WARSAW (Reuters) – Poland has imposed sanctions on a further 365 Belarusian citizens over the imprisonment of a journalist of Polish origin in Belarus, the interior ministry said on Monday, amid rising tensions between Warsaw and Minsk.

Poland has been an important refuge for opponents of authoritarian Belarus President Alexander Lukashenko, and Warsaw has also become one of the staunchest supporters of Ukraine since Minsk’s main ally Russia invaded that country last year.

On Friday a Belarusian court upheld an earlier decision to sentence journalist Andrzej Poczobut to eight years in prison.

Poczobut was jailed on charges of encouraging actions aimed at harming the national security of Belarus, trying to rehabilitate Nazism and inciting ethnic hostility, Polish daily Gazeta Wyborcza reported in February. Poland says the charges against him are unjust and politically motivated.

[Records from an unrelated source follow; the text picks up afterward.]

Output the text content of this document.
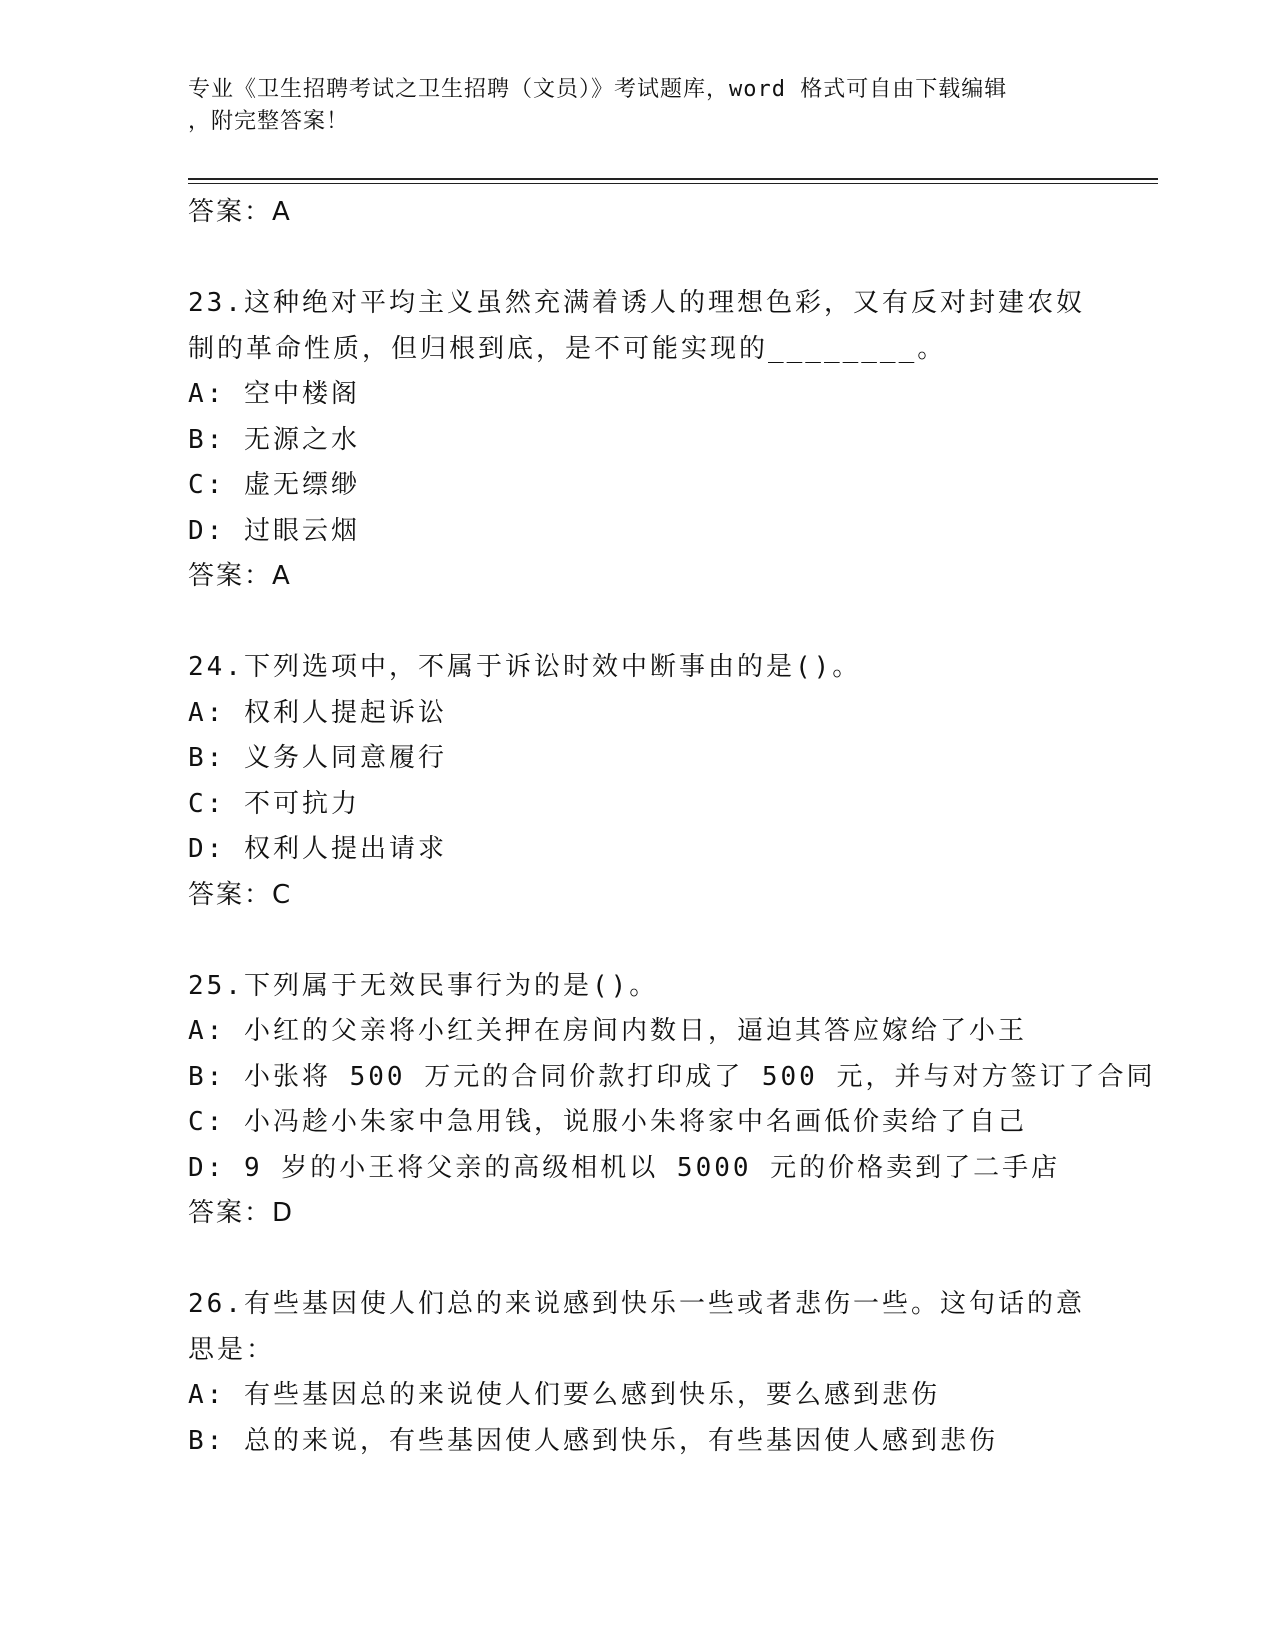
专业《卫生招聘考试之卫生招聘（文员）》考试题库，word 格式可自由下载编辑
，附完整答案！
答案：A
23.这种绝对平均主义虽然充满着诱人的理想色彩，又有反对封建农奴
制的革命性质，但归根到底，是不可能实现的________。
A: 空中楼阁
B: 无源之水
C: 虚无缥缈
D: 过眼云烟
答案：A
24.下列选项中，不属于诉讼时效中断事由的是()。
A: 权利人提起诉讼
B: 义务人同意履行
C: 不可抗力
D: 权利人提出请求
答案：C
25.下列属于无效民事行为的是()。
A: 小红的父亲将小红关押在房间内数日，逼迫其答应嫁给了小王
B: 小张将 500 万元的合同价款打印成了 500 元，并与对方签订了合同
C: 小冯趁小朱家中急用钱，说服小朱将家中名画低价卖给了自己
D: 9 岁的小王将父亲的高级相机以 5000 元的价格卖到了二手店
答案：D
26.有些基因使人们总的来说感到快乐一些或者悲伤一些。这句话的意
思是：
A: 有些基因总的来说使人们要么感到快乐，要么感到悲伤
B: 总的来说，有些基因使人感到快乐，有些基因使人感到悲伤
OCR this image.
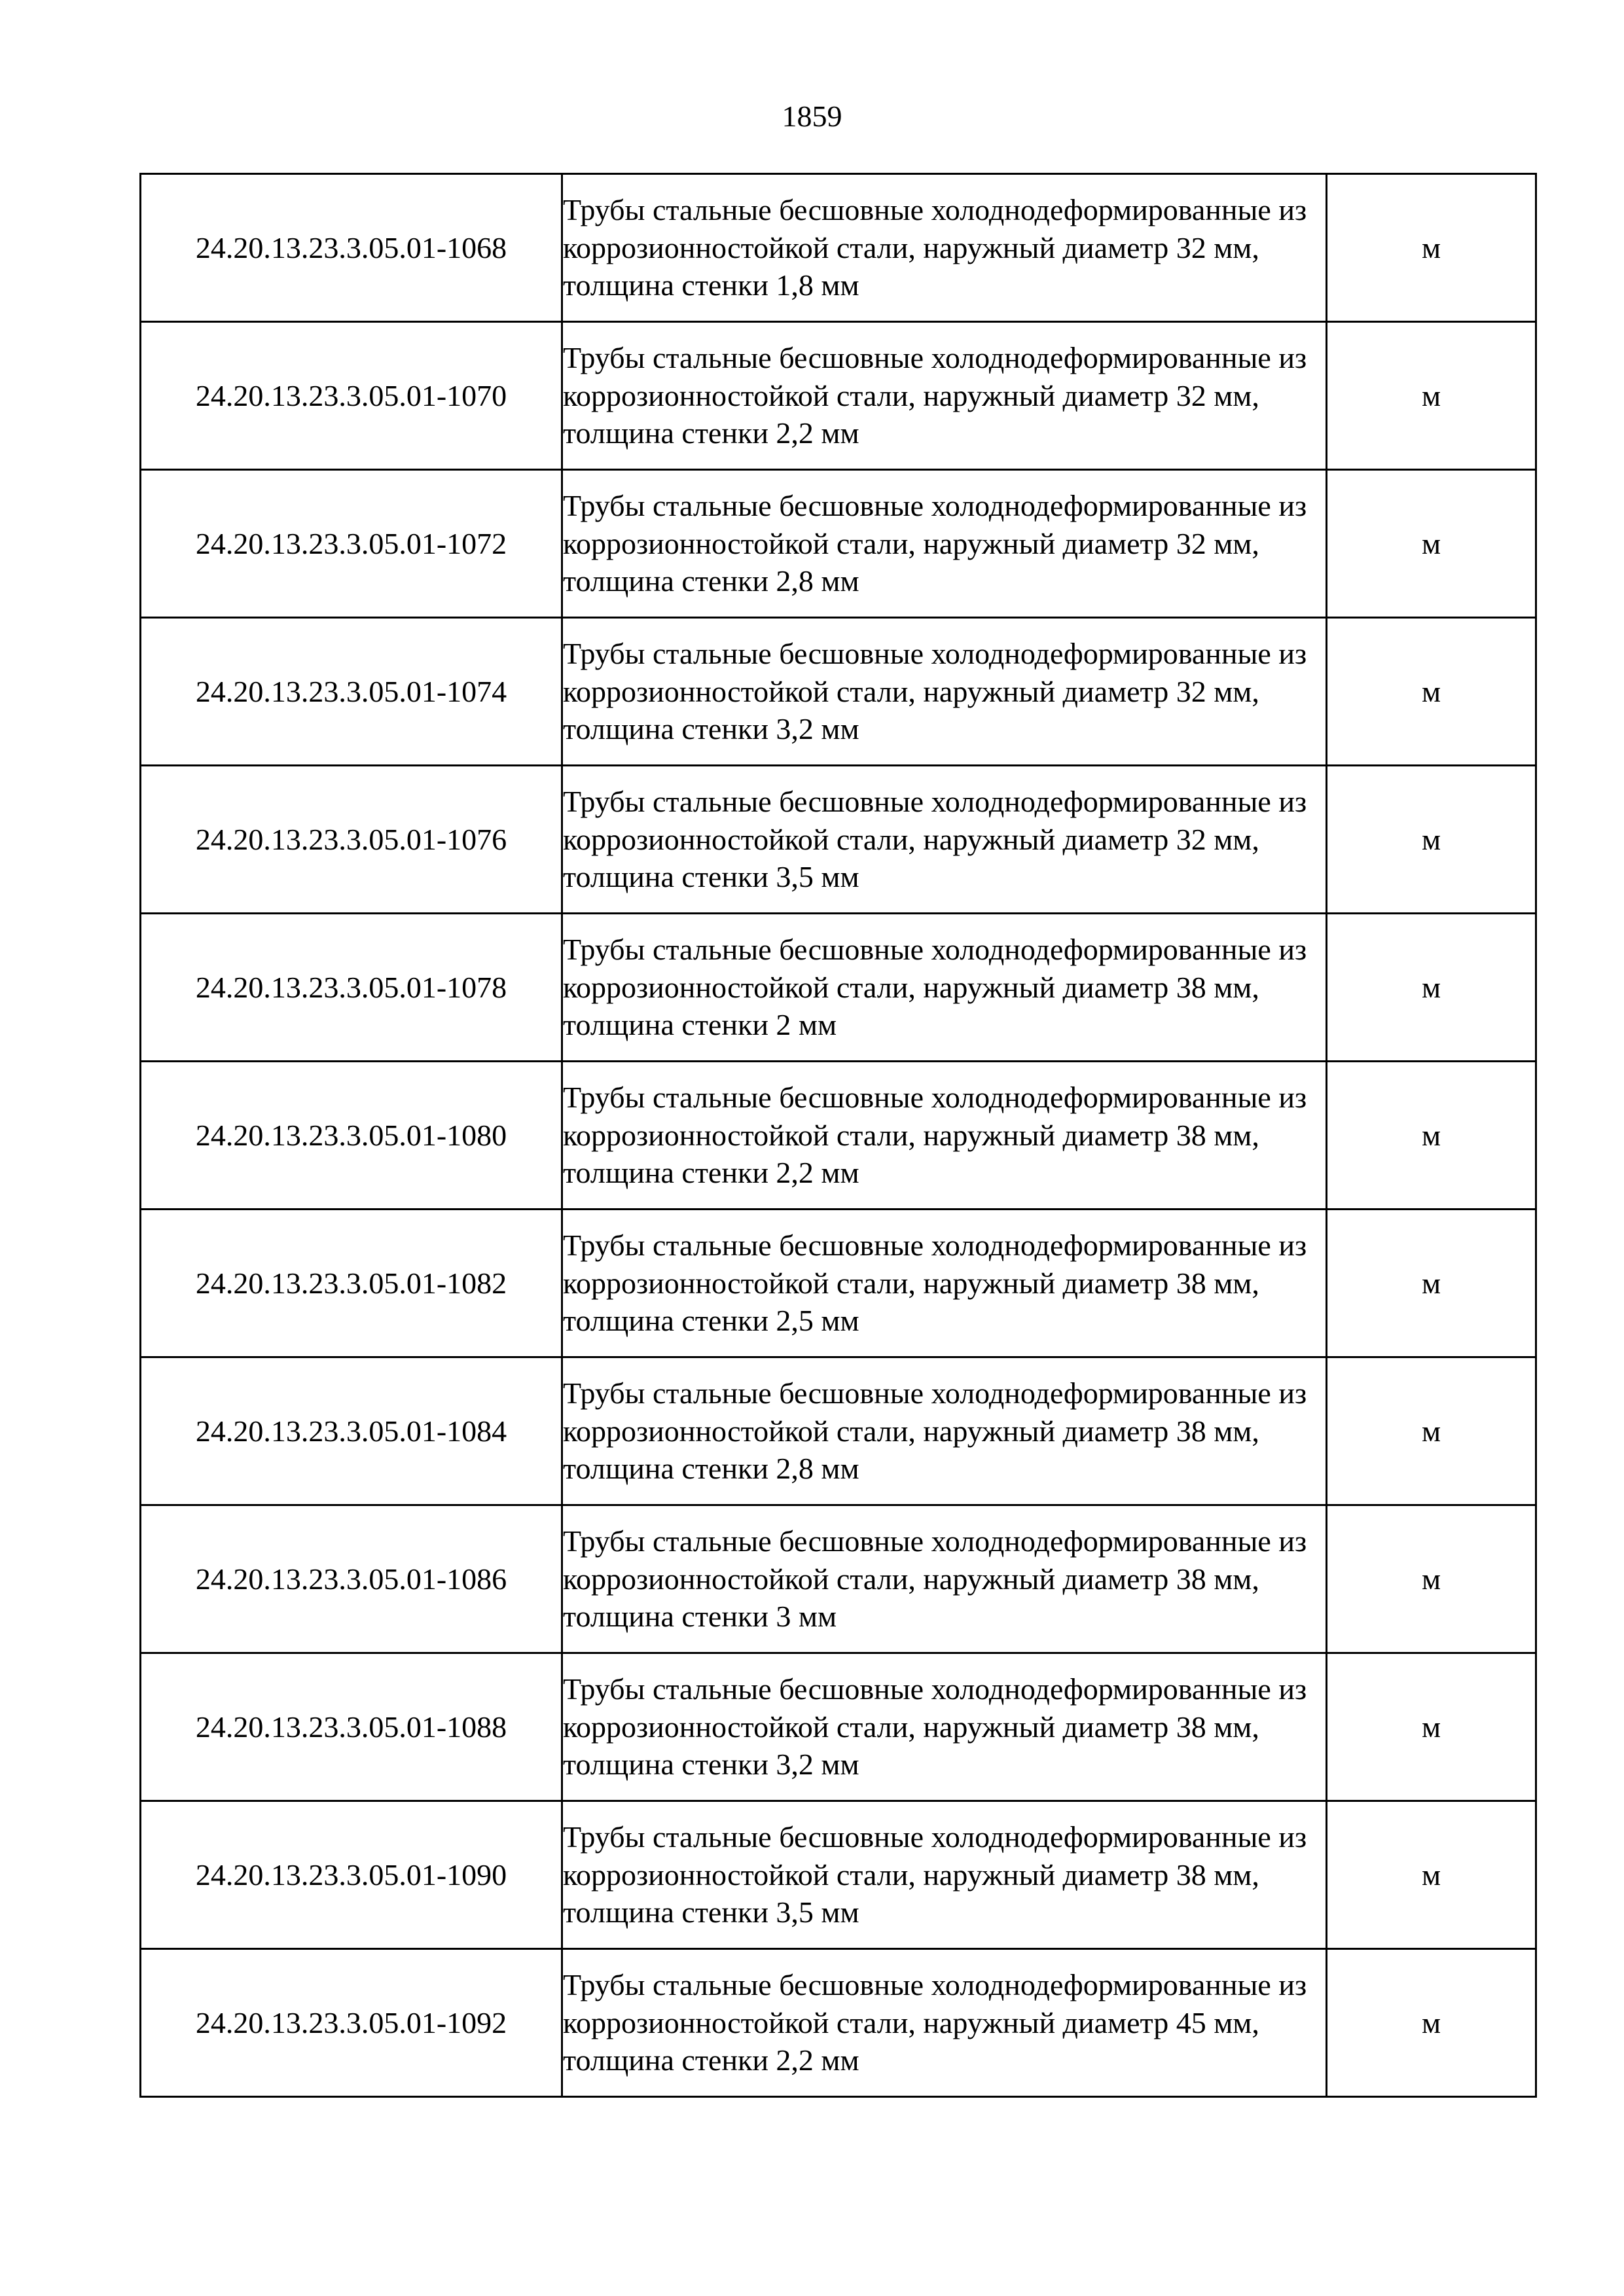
1859
24.20.13.23.3.05.01-1068	Трубы стальные бесшовные холоднодеформированные из коррозионностойкой стали, наружный диаметр 32 мм, толщина стенки 1,8 мм	м
24.20.13.23.3.05.01-1070	Трубы стальные бесшовные холоднодеформированные из коррозионностойкой стали, наружный диаметр 32 мм, толщина стенки 2,2 мм	м
24.20.13.23.3.05.01-1072	Трубы стальные бесшовные холоднодеформированные из коррозионностойкой стали, наружный диаметр 32 мм, толщина стенки 2,8 мм	м
24.20.13.23.3.05.01-1074	Трубы стальные бесшовные холоднодеформированные из коррозионностойкой стали, наружный диаметр 32 мм, толщина стенки 3,2 мм	м
24.20.13.23.3.05.01-1076	Трубы стальные бесшовные холоднодеформированные из коррозионностойкой стали, наружный диаметр 32 мм, толщина стенки 3,5 мм	м
24.20.13.23.3.05.01-1078	Трубы стальные бесшовные холоднодеформированные из коррозионностойкой стали, наружный диаметр 38 мм, толщина стенки 2 мм	м
24.20.13.23.3.05.01-1080	Трубы стальные бесшовные холоднодеформированные из коррозионностойкой стали, наружный диаметр 38 мм, толщина стенки 2,2 мм	м
24.20.13.23.3.05.01-1082	Трубы стальные бесшовные холоднодеформированные из коррозионностойкой стали, наружный диаметр 38 мм, толщина стенки 2,5 мм	м
24.20.13.23.3.05.01-1084	Трубы стальные бесшовные холоднодеформированные из коррозионностойкой стали, наружный диаметр 38 мм, толщина стенки 2,8 мм	м
24.20.13.23.3.05.01-1086	Трубы стальные бесшовные холоднодеформированные из коррозионностойкой стали, наружный диаметр 38 мм, толщина стенки 3 мм	м
24.20.13.23.3.05.01-1088	Трубы стальные бесшовные холоднодеформированные из коррозионностойкой стали, наружный диаметр 38 мм, толщина стенки 3,2 мм	м
24.20.13.23.3.05.01-1090	Трубы стальные бесшовные холоднодеформированные из коррозионностойкой стали, наружный диаметр 38 мм, толщина стенки 3,5 мм	м
24.20.13.23.3.05.01-1092	Трубы стальные бесшовные холоднодеформированные из коррозионностойкой стали, наружный диаметр 45 мм, толщина стенки 2,2 мм	м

“In connection with the upholding of the draconian verdict in the case of Andrzej Poczobut and the repression by the Belarusian authorities of (Lukashenko’s) political opponents, the minister of interior…decided to enter 365 Belarusian citizens into the list of foreigners whose stay on Polish territory is undesirable,” the ministry said in a statement.

The people are banned from entering the European Union’s passport-free Schengen zone and will have any funds held in Poland frozen, it said.

Those on the list include members of parliament, judges, prosecutors and law enforcement officers as well as people who work in state media, the ministry added.

Twenty entities and 16 people associated mainly with Russian capital will also have any financial holdings frozen.

The Belarusian foreign ministry in Minsk could not immediately be reached for comment.

On Friday, after the Poczobut verdict, a draft regulation appeared on a Polish government website that would close Poland’s eastern border to freight vehicles registered in Belarus and Russia until further notice.

Poland accuses Belarus of artificially creating a migrant crisis on the border by flying in people from the Middle East and Africa and attempting to push them across the frontier. Minsk has denied the accusation.